Breaking down a large class undoubtedly improves the overall architecture of your program. However, determining which fields and methods to extract can be a hard task. Try to spot fields that tend to be together in all methods.
Get rid, as much as possible, of static fields and methods. It is always possible to write a whole program with only static methods. But then, it is easy to lose the purpose of each class. Since class hierarchy is not driven by the data anymore, it is harder to feel the meaning and responsability of each class. The tendency to make larger classes increases. Data tends to be decoupled from their processing code. The number of parameters tends to grow. And static fields unnecessarily use up memory... So every time you see a static method, try to move it inside the class of one of its paramaters.

Applying these refactoring may not always be obvious. You will often need to first slightly bend the code to your will. Do not hesitate to reorder two instructions, remove a spurious test, or add some instructions. By doing this you will increase code regularity and often find corner case bugs. Besides, please note that I am not advocating to reduce code by shortening the size of variable names, or removing information which implicitely holds. On the contrary, I believe variable and method names are the best documentation and should be carefully chosen. Also, even though unnecessary, I prefer to explicitely state when fields or methods are private, when classes are internal and prefix references to class variables and methods by this.

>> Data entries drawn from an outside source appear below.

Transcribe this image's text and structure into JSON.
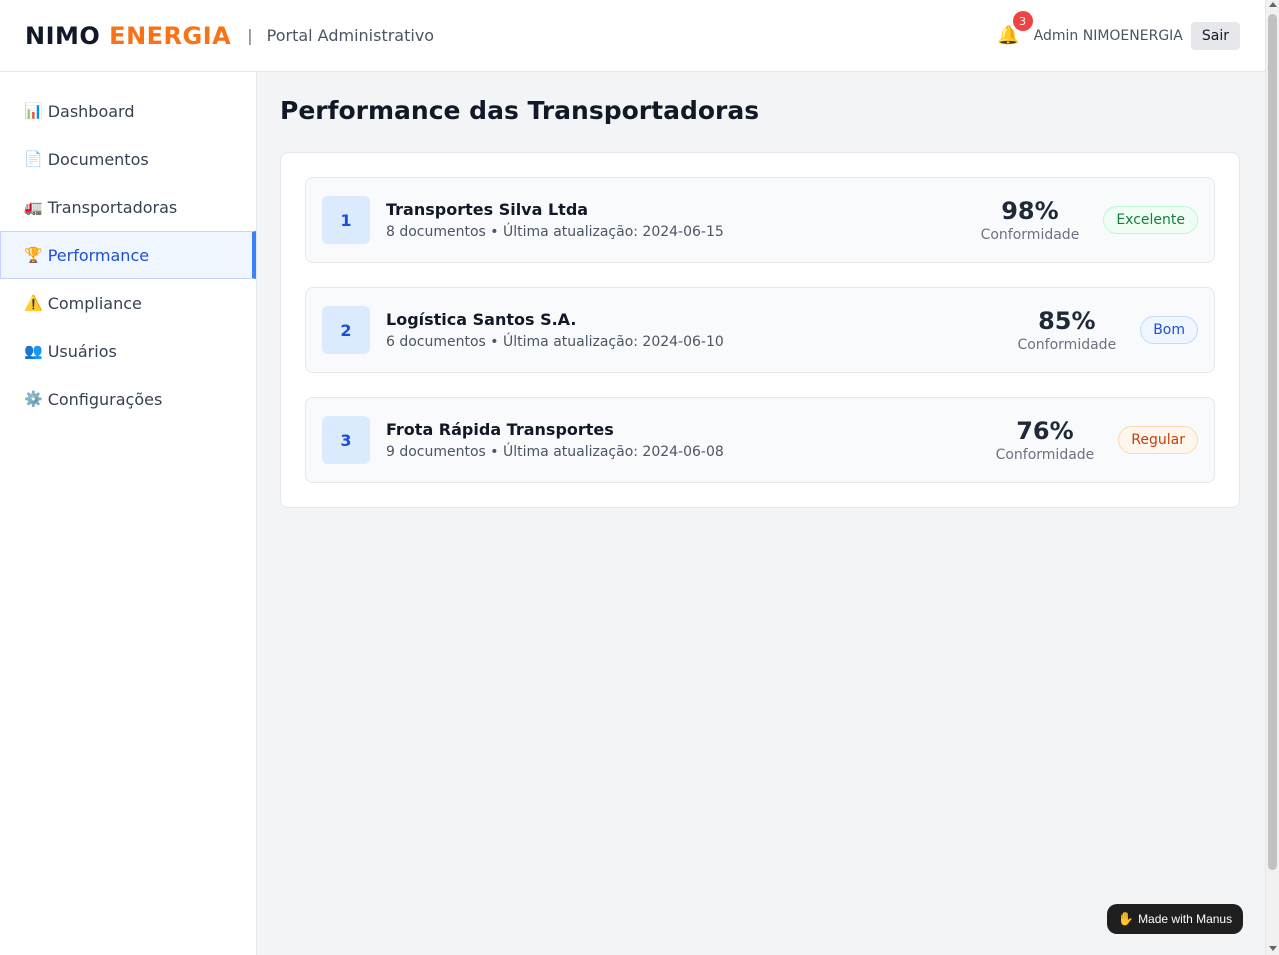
{
  "header": {
    "logo_part1": "NIMO",
    "logo_part2": "ENERGIA",
    "separator": "|",
    "portal_title": "Portal Administrativo",
    "notification_count": "3",
    "user_name": "Admin NIMOENERGIA",
    "logout_label": "Sair"
  },
  "sidebar": {
    "items": [
      {
        "icon": "📊",
        "label": "Dashboard"
      },
      {
        "icon": "📄",
        "label": "Documentos"
      },
      {
        "icon": "🚛",
        "label": "Transportadoras"
      },
      {
        "icon": "🏆",
        "label": "Performance"
      },
      {
        "icon": "⚠️",
        "label": "Compliance"
      },
      {
        "icon": "👥",
        "label": "Usuários"
      },
      {
        "icon": "⚙️",
        "label": "Configurações"
      }
    ]
  },
  "main": {
    "page_title": "Performance das Transportadoras",
    "carriers": [
      {
        "rank": "1",
        "name": "Transportes Silva Ltda",
        "meta": "8 documentos • Última atualização: 2024-06-15",
        "percent": "98%",
        "percent_label": "Conformidade",
        "status": "Excelente"
      },
      {
        "rank": "2",
        "name": "Logística Santos S.A.",
        "meta": "6 documentos • Última atualização: 2024-06-10",
        "percent": "85%",
        "percent_label": "Conformidade",
        "status": "Bom"
      },
      {
        "rank": "3",
        "name": "Frota Rápida Transportes",
        "meta": "9 documentos • Última atualização: 2024-06-08",
        "percent": "76%",
        "percent_label": "Conformidade",
        "status": "Regular"
      }
    ]
  },
  "footer_badge": {
    "label": "Made with Manus"
  },
  "colors": {
    "brand_orange": "#f97316",
    "accent_blue": "#3b82f6",
    "status_excellent": "#15803d",
    "status_good": "#1d4ed8",
    "status_regular": "#c2410c"
  }
}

In this post, I presented several refactoring techniques. More importantly, I presented my canons for code beauty in the form of three principles:

• Less is more,
• Local is manageable,
• Innovation is risk.

These principles give you a sense of direction when simplifying code. Because I believe a piece of software is either simple and easy to understand or wrong and bug-ridden, I perform refactoring regularly. It has become a pleasant habit and a soothing exercise. This practive keeps code complexity in check. It can also be helpful to continuously measure the evolution of code complexity. And I will cover this point in a later post. However, you should not worry about finishing code clean up quickly. Any code has quite some room for improvement. So it takes time and a strict feature freeze to achieve ultimate code beauty. As the famous verse by Boileau says:

Hasten slowly, and without losing heart,
Put your work twenty times upon the anvil.

Refactoring at work!

Here are my questions for today:

• What principles lead your code developments?
• Do you often perform refactoring, or do you avoid the risk of breaking code that works and would you rather patch?
• I know my list of refactoring techniques is by no way exhaustive, what other fundamental refactoring do you like to apply?
• Do you know of any automatic tool that either performs simplifications, or lets you know of possible code simplifications?